Complex-plane scatter

import matplotlib.pyplot as plt

fig, ax = plt.subplots()
ax.scatter(ss.eigenvalues.real, ss.eigenvalues.imag, alpha=0.6)
ax.axvline(0, color="red", linestyle="--", label="stability boundary")
ax.set_xlabel("Re(λ)  [1/s]")
ax.set_ylabel("Im(λ)  [rad/s]")
ax.legend()
plt.show()

Left of the red line = stable; right = unstable.

Two analyzers

finite_difference

Jacobian computed by numerical differentiation.

  • 1–2 RHS evaluations per Jacobian column.
  • Jacobian is 9 × ngen × ngen-ish.
  • Pros: completely black-box, no model derivation needed.
  • Cons: sensitive to epsilon choice.
small_signal:
  kind: finite_difference
  options: {epsilon: 1.0e-7, method: central}

Inherits from finite_difference, defaults return_eigenvectors=True and sorts by damping. Use this for modal analysis.

small_signal:
  kind: modal
ss = run("...yaml").result.small_signal
ss.eigenvectors      # (n_states, n_states) complex matrix
# Column j is the right eigenvector of eigenvalues[j]

Participation factors

To identify "which state variable contributes most to which mode" you need the Hadamard product of right and left eigenvectors — the classical Verghese-Pérez-Arriaga formula.

pylectra returns eigenvectors but does not compute participation factors directly.
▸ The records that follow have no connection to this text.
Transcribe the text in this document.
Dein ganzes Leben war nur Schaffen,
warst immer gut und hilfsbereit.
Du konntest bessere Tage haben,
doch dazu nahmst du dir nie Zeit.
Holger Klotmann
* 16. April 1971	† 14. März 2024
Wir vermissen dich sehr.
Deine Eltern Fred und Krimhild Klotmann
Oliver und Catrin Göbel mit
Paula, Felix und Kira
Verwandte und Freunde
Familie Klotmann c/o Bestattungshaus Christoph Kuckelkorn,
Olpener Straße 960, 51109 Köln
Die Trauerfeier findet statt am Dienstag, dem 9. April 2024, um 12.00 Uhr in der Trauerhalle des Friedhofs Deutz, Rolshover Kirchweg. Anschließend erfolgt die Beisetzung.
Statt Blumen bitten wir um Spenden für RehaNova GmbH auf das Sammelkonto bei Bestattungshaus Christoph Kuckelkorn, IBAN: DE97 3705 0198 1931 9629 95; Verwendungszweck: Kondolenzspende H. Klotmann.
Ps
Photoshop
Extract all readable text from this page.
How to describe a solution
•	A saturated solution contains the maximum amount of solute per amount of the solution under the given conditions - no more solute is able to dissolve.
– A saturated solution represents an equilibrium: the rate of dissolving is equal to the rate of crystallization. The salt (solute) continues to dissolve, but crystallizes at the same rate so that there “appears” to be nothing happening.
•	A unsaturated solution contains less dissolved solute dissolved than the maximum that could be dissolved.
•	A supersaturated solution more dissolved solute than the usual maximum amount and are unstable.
Manual:

import numpy as np
phi = ss.eigenvectors                    # right eigenvectors (columns)
psi = np.linalg.inv(phi)                 # left eigenvectors (rows)

# Participation factor P[i, k] = phi[i, k] * psi[k, i]
P = phi * psi.T                          # element-wise
P_abs = np.abs(P)
P_norm = P_abs / P_abs.sum(axis=0, keepdims=True)   # normalise per mode

# Top 5 states for the worst-damped mode
top_states = np.argsort(P_norm[:, 0])[::-1][:5]
print("Worst mode is dominated by these states:", top_states)
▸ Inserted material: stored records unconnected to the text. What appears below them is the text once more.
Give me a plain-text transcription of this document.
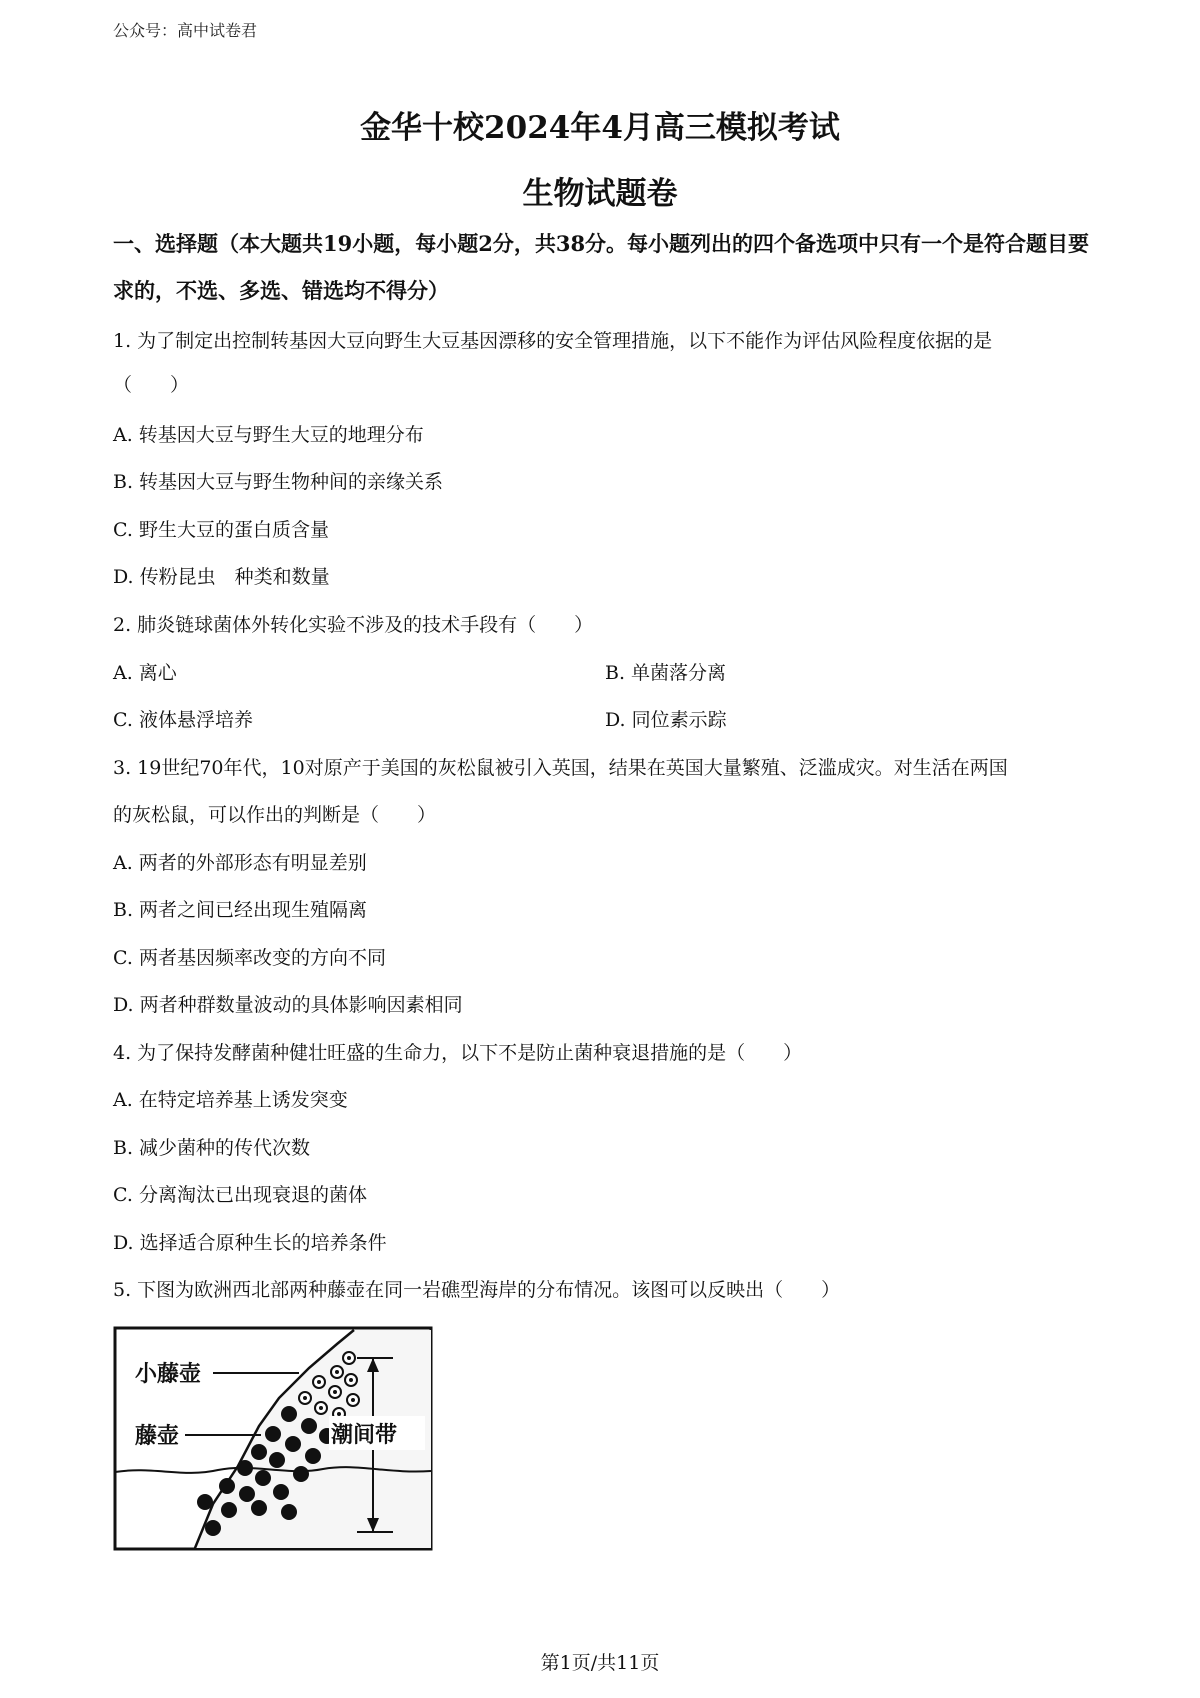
公众号：高中试卷君
金华十校2024年4月高三模拟考试
生物试题卷
一、选择题（本大题共19小题，每小题2分，共38分。每小题列出的四个备选项中只有一个是符合题目要求的，不选、多选、错选均不得分）
1. 为了制定出控制转基因大豆向野生大豆基因漂移的安全管理措施，以下不能作为评估风险程度依据的是
（　　）
A. 转基因大豆与野生大豆的地理分布
B. 转基因大豆与野生物种间的亲缘关系
C. 野生大豆的蛋白质含量
D. 传粉昆虫　种类和数量
2. 肺炎链球菌体外转化实验不涉及的技术手段有（　　）
A. 离心	B. 单菌落分离
C. 液体悬浮培养	D. 同位素示踪
3. 19世纪70年代，10对原产于美国的灰松鼠被引入英国，结果在英国大量繁殖、泛滥成灾。对生活在两国
的灰松鼠，可以作出的判断是（　　）
A. 两者的外部形态有明显差别
B. 两者之间已经出现生殖隔离
C. 两者基因频率改变的方向不同
D. 两者种群数量波动的具体影响因素相同
4. 为了保持发酵菌种健壮旺盛的生命力，以下不是防止菌种衰退措施的是（　　）
A. 在特定培养基上诱发突变
B. 减少菌种的传代次数
C. 分离淘汰已出现衰退的菌体
D. 选择适合原种生长的培养条件
5. 下图为欧洲西北部两种藤壶在同一岩礁型海岸的分布情况。该图可以反映出（　　）
小藤壶
藤壶	潮间带
第1页/共11页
Small-signal sweeps in batch mode

Use small-signal stability as a filter:

mode: batch
small_signal:
  kind: finite_difference
filters:
  - kind: pf_converged
  - kind: small_signal_stable
    params:
      margin_max: -0.05      # require max Re(λ) ≤ -0.05 (minimum decay rate)

The small_signal_stable filter rejects unstable / poorly-damped samples, leaving a stable dataset.

Performance hints

finite_difference takes ~ 9 * ngen RHS evaluations per Jacobian:
- case9    (3 gens)   → 27 evals  → ~50 ms
- case39   (10 gens)  → 90 evals  → ~200 ms
- case118  (54 gens)  → 486 evals → ~1.5 s

method: forward halves the evaluation count but is O(ε) rather than O(ε²). central is the safe default.

FAQ

Q: stability_margin > 0 — what does it mean?

Equilibrium is unstable. But that isn't necessarily a physical instability:

  • Power flow may have converged to the wrong equilibrium.
  • Multi-machine init didn't reach steady state (loose epsilon).
  • Model parameters are off.

First check out.result.pf_success and the ε reported in ss.metadata.

Q: What is drop_reference_mode?

Power systems have one degree of freedom: rotating every rotor angle by a constant still satisfies the equations (reference-angle freedom). This produces a spurious λ = 0 mode in the Jacobian. With drop_reference_mode: true, the eigenvalue closest to 0 is excluded from the stability verdict.

Q: Are modal and finite_difference numerically identical?

Yes — modal is finite_difference + sorting + eigenvectors-on by default.